Al fin y al cabo, son las maestras y madres carentes de razón y autoridad adultas quienes producen niñas demasiado débiles y sentimentales para resistir la empatía mal encauzada (véase, nuevamente, la joven izquierda femenina de hoy) y niños demasiado débiles y petulantes para resistir la destrucción revolucionaria (véase, si uno puede soportarlo, la joven derecha masculina de hoy).
Quienes abogan por más padres que se queden en casa y más maestros varones, como hace Richard Reeves en su libro de 2022 Of Boys and Men, lo hacen en gran parte para diversificar los modelos de éxito masculino. No tengo objeción a eso. Pero también hay otra suposición tácita en juego: necesitamos más maestros varones para facilitar mejores experiencias escolares a los niños. Los hombres permitirían más competencia masculina y movimiento corporal, pero tolerarían menos mal comportamiento.
Más allá de reconocer que los tipos de hombres que tienden a dedicarse a la educación no son particularmente proclives a resistir los principios antimeritocráticos e indisciplinados de las instituciones educativas actuales, y de reconocer que los hombres no se convertirán en padres a tiempo completo ni en maestros en masa (a menos que socialmente se diseñe ese resultado, dadas las diferencias psicológicas y de personalidad entre hombres y mujeres), debemos rechazar rotundamente la noción de que las mujeres deban estar flanqueadas por hombres para lograr que los niños obedezcan.
Las mujeres estadounidenses deberían ser, de forma universal, más que capaces de establecer la estructura y la autoridad suficientes para facilitar la educación y formación de los niños, haya o no más hombres en nuestros hogares y escuelas. Desafío a cualquiera a encontrarme algún niño o grupo de niños provenientes de hogares biparentales respetuosos de la ley, desde la primera infancia hasta la primaria, a quienes yo no pueda mantener en orden con destreza. Esto no es una fanfarronada; es un mínimo y un supuesto, y uno que debería ser compartido por cualquier otra mujer normal en Estados Unidos. Los adultos se supone que encarnan autoridad, y las mujeres se supone que son adultas. Podremos necesitar a los hombres menos de lo que los peces necesitan bicicletas, pero no deberíamos necesitarlos en ningún momento concreto para hacer que niños o niñas se comporten.

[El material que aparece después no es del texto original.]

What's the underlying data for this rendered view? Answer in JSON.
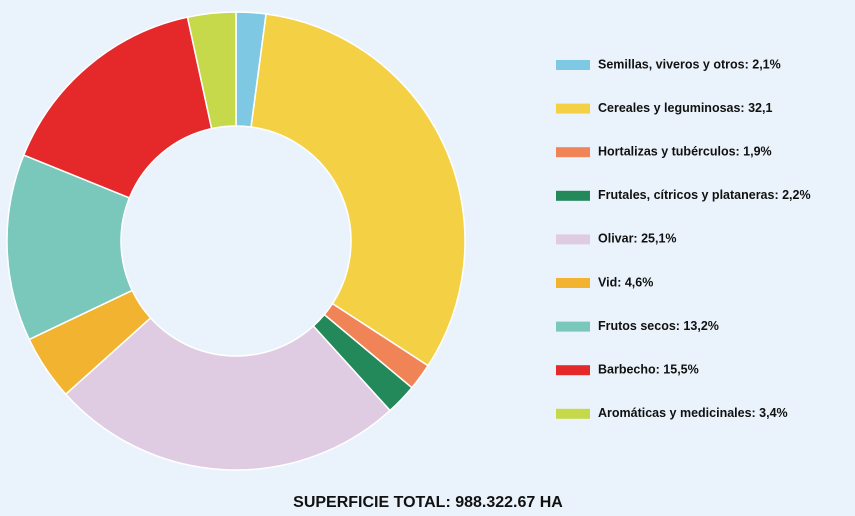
{
  "chart_data": {
    "type": "donut",
    "title": "SUPERFICIE TOTAL: 988.322.67 HA",
    "categories": [
      "Semillas, viveros y otros: 2,1%",
      "Cereales y leguminosas: 32,1",
      "Hortalizas y tubérculos: 1,9%",
      "Frutales, cítricos y plataneras: 2,2%",
      "Olivar: 25,1%",
      "Vid: 4,6%",
      "Frutos secos: 13,2%",
      "Barbecho: 15,5%",
      "Aromáticas y medicinales: 3,4%"
    ],
    "values": [
      2.1,
      32.1,
      1.9,
      2.2,
      25.1,
      4.6,
      13.2,
      15.5,
      3.4
    ],
    "colors": [
      "#7ec8e3",
      "#f4d144",
      "#f08457",
      "#23885a",
      "#dfcce3",
      "#f2b430",
      "#79c8bb",
      "#e5282a",
      "#c5d94a"
    ],
    "legend": "right"
  }
}
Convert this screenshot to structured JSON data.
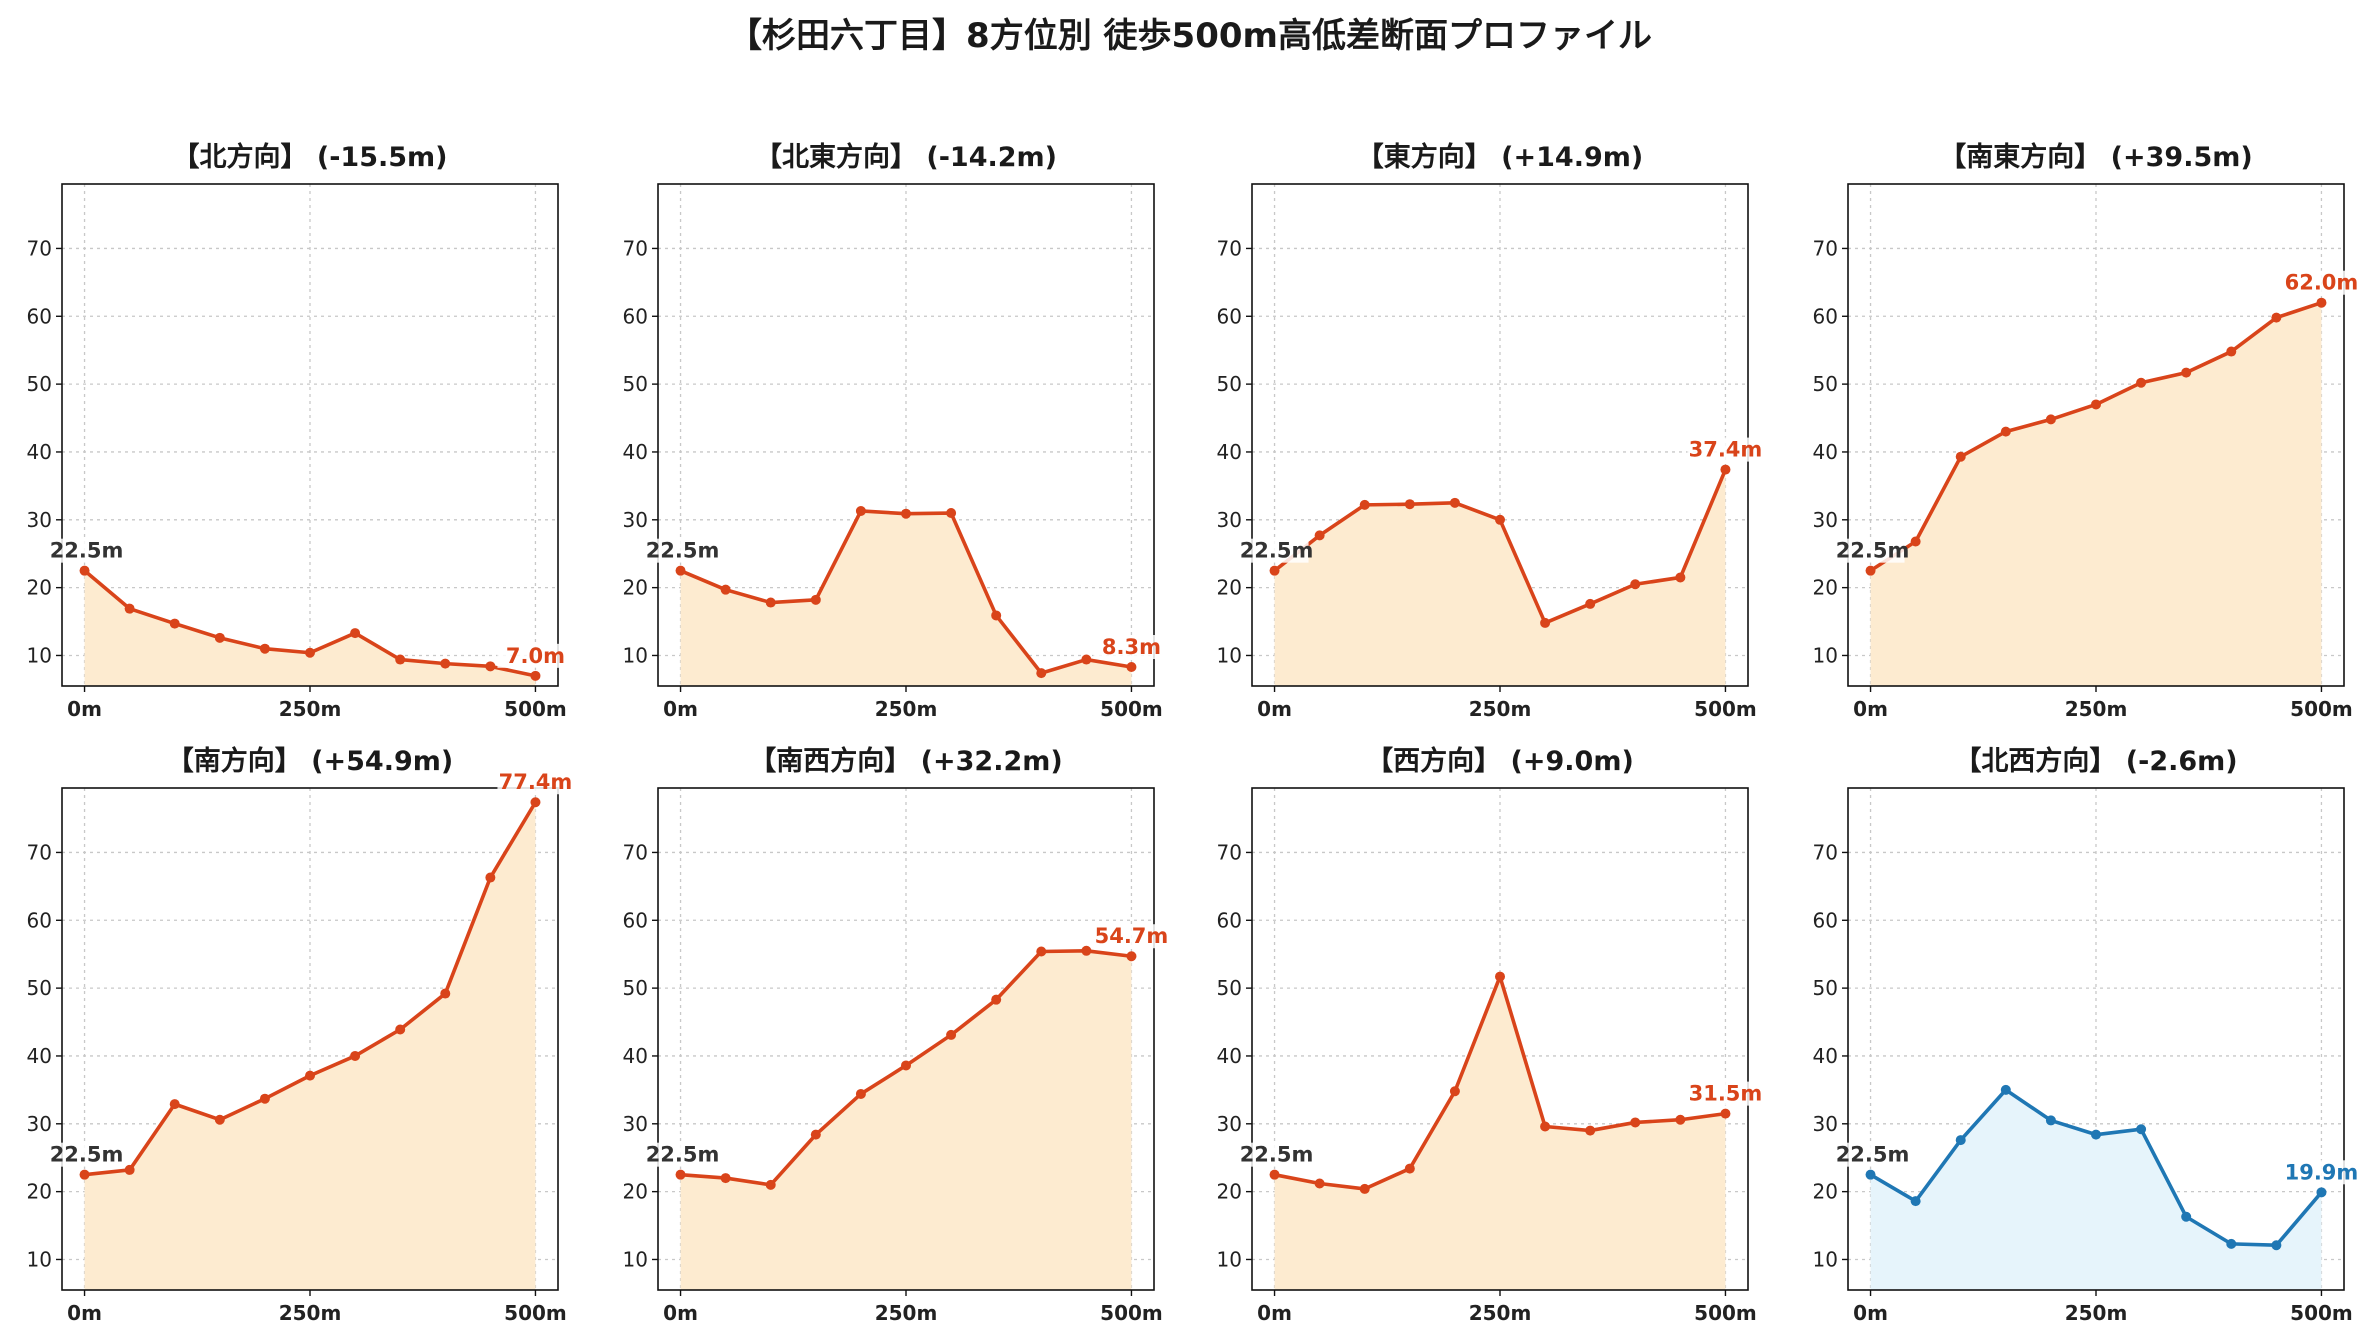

Dicho de otro modo: devolver a las madres “soft girl” de la derecha y a las madres de “crianza suave” de la izquierda desde la sala del tribunal hasta el aula y el hogar no serviría a los intereses de nadie. La debilidad disfrazada de virtud destruye todo lo que toca, y las escuelas y hogares están aguas arriba de las leyes y de la investigación. Así, no estamos mejor con las niñas crecidas de hoy fracasando en realizar el trabajo de las mujeres adultas de ayer que con su fracaso en realizar el trabajo de los hombres adultos de ayer. De hecho, lo primero podría ser más destructivo.
La clave para revertir nuestra infantilización nacional, por tanto, no es tener menos abogadas. Más bien, necesitamos más matriarcas tocquevillianas —como abogadas, enfermeras e ingenieras, sí— pero, sobre todo, como madres. Necesitamos, en resumen, las manos de más mujeres adultas como Helen Andrews, meciendo más cunas para gobernar un mundo en peligro.